Costco generates about one-third of its sales from its Kirkland Signature label.
Retailers have been sued for making products that too closely resemble national brands. Owns golf ball-brand Titleist Suede Costco For patent infringement, when Williams-Sonoma (WSM) Suede amazon (AMZN) To sell “knockoffs” under own brand. Both cases were settled.

The US House Judiciary Committee and other lawmakers and regulators around the world have investigated whether Amazon uses data from sellers to build its own brand and illegally advocates its own brand on its website.

There is Amazon said It does not use data from individual third-party vendors to inform its own personal brand development and does not advocate its own products on the site.

Most stores start small with their own brands. For example, grocers often introduce a shelf-stable product such as pasta, flour, sugar or rice that is easy to manufacture and where brand loyalty within the category is not strong.

“You don’t start with the hardest thing,” Steenkamp said. “As stores build more experience and success, they enter new categories.”

How to Find Out Who Makes a Store Brand

So how do you tell who’s behind your favorite store brand?

Product recalls are often the most revealing way to find out which brand manufacturers are behind certain private labels.

Last year, for example, Dole recalled fresh salads and vegetables from Walmart, Kroger and HEB’s private brands.
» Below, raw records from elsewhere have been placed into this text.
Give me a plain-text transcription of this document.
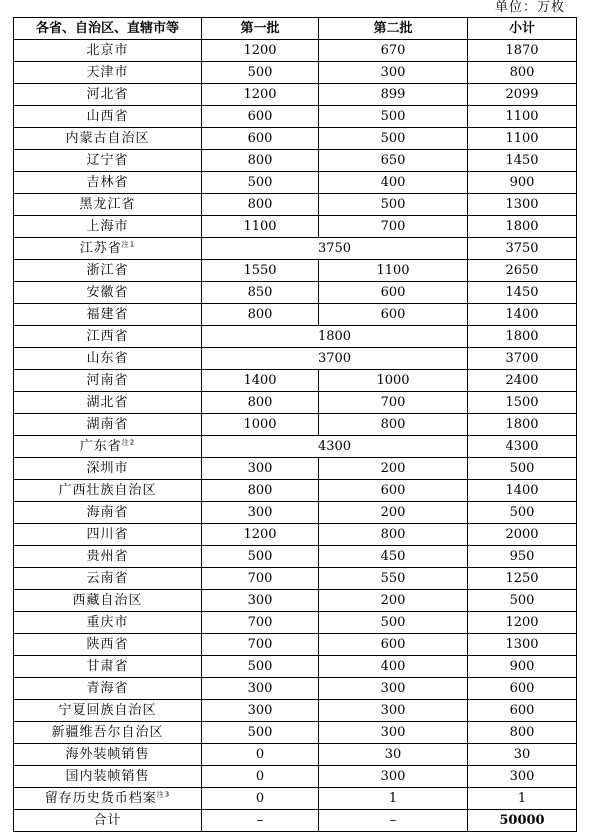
单位：万枚
各省、自治区、直辖市等	第一批	第二批	小计
北京市	1200	670	1870
天津市	500	300	800
河北省	1200	899	2099
山西省	600	500	1100
内蒙古自治区	600	500	1100
辽宁省	800	650	1450
吉林省	500	400	900
黑龙江省	800	500	1300
上海市	1100	700	1800
江苏省$^{注1}$	3750		3750
浙江省	1550	1100	2650
安徽省	850	600	1450
福建省	800	600	1400
江西省	1800		1800
山东省	3700		3700
河南省	1400	1000	2400
湖北省	800	700	1500
湖南省	1000	800	1800
广东省$^{注2}$	4300		4300
深圳市	300	200	500
广西壮族自治区	800	600	1400
海南省	300	200	500
四川省	1200	800	2000
贵州省	500	450	950
云南省	700	550	1250
西藏自治区	300	200	500
重庆市	700	500	1200
陕西省	700	600	1300
甘肃省	500	400	900
青海省	300	300	600
宁夏回族自治区	300	300	600
新疆维吾尔自治区	500	300	800
海外装帧销售	0	30	30
国内装帧销售	0	300	300
留存历史货币档案$^{注3}$	0	1	1
合计	–	–	50000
J.M. smacker (SJM) This year Jiff recalled some peanut butter products, as well as store-branded items made for Giant Eagle, Wawa and Safeway. Large companies eg Congra (CAG) And McCain Foods recalled products from Trader Joe’s.
Then there are the dedicated private label manufacturers as well Treehouse Foods (THS), which makes snacks under the labels of supermarkets, big-box chains and other retailers. About a quarter of the company’s $4.3 billion in sales last year, for example, came from Walmart (WMT).
Target has dozens of its own brands, such as Cat & Jack, Universal Thread and Up & Up
James Walser, who led the launch of the target (TGT) In 2009 Up&Up, a household basics and personal care brand, said that Target had tried to move away from national brand manufacturers during the development of Up&Up to focus solely on private label manufacturing to Nimbler suppliers.

Some major retailers also produce their own private labels. For example, Kroger makes about 30% of its own personal products.

Perhaps the strangest store brand manufacturers are retailers who produce private brands for their…Competitors: Safeway-owned Lucerne Foods produces private labels for Safeway’s competitors.